Waves of adaptive radiation resulted in diverse primate species in Africa, Asia, and southern Europe.
Volcanism entered the evolutionary picture again 29.5 MYA with eruptions in Ethiopia and elsewhere. Lava fields were extensive.
Large bolide strikes 35 MYA – at Chesapeake, Bay Toms Canyon (160 km east of Atlantic City, New Jersey), and Popigai (Siberia) – may have been instrumental in stirring volcanic activity.
The scoured East African landscape recovered, with new ecosystem opportunities. Not coincidentally, apes evolved from Old World monkeys 25 MYA in that region, becoming the dominant primates during the Miocene.
Various lineages of apes descended. Several took hominoid form.
The ancient African-Arabian continental plate collided with the Eurasian plate during the late Mesozoic. These continental collisions created mountains throughout Europe, the Middle East, and west Asia. This episode of mountain-building is known as the Alpine orogeny.
The Mediterranean Sea was formed during this process. As Africa-Arabia drifted northward, it closed over the ancient Tethys Ocean, which had flowed between the supercontinents Laurasia and Gondwana. What remained of the Tethys Sea became the Mediterranean, with a basin by way of stretched tectonic plates subducting from the Sea’s eastern edge.
During the Miocene, when sea levels were low, the Strait of Gibraltar closed. Evaporation ensued. The Mediterranean became a very salty, much smaller sea.

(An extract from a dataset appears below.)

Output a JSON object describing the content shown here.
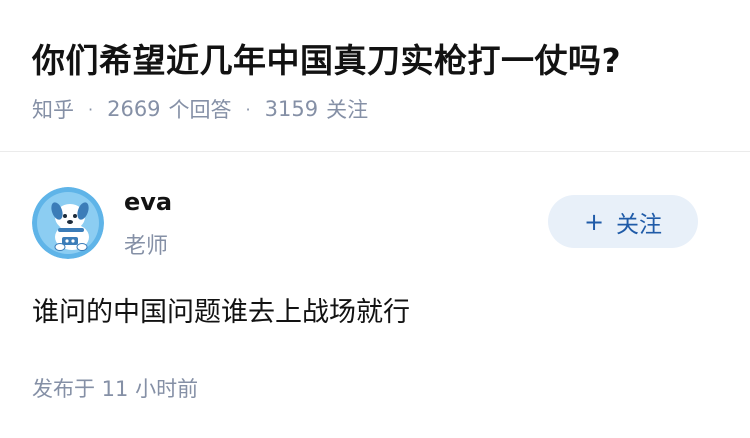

These episodes – of the Strait temporarily closing and reopening – happened multiple times between 6 and 5.3 MYA. It had a wrenching effect on habitats. Eventually, the Mediterranean basin was a desert, dotted by a few salty lakes.
Then, about 5 MYA, at the start of the Pliocene, sea levels again rose. The Atlantic surged past the Strait and refilled the Mediterranean Sea. From the end of the Miocene (5 MYA), climate in the Mediterranean basin changed from subtropical, with summer rainfall supporting laurel forests, to what it is today, with dry summers. Hence, modern life in the Mediterranean reflects an Atlantic heritage rather than the rich fauna inherited from the Tethys and Indian Oceans.
From the ancient Egyptians to Roman rule, the Mediterranean Sea played an essential role in the evolution of Western civilization, both as a natural resource and as a transportation thoroughfare. It is impossible to imagine human societal development in the region without it.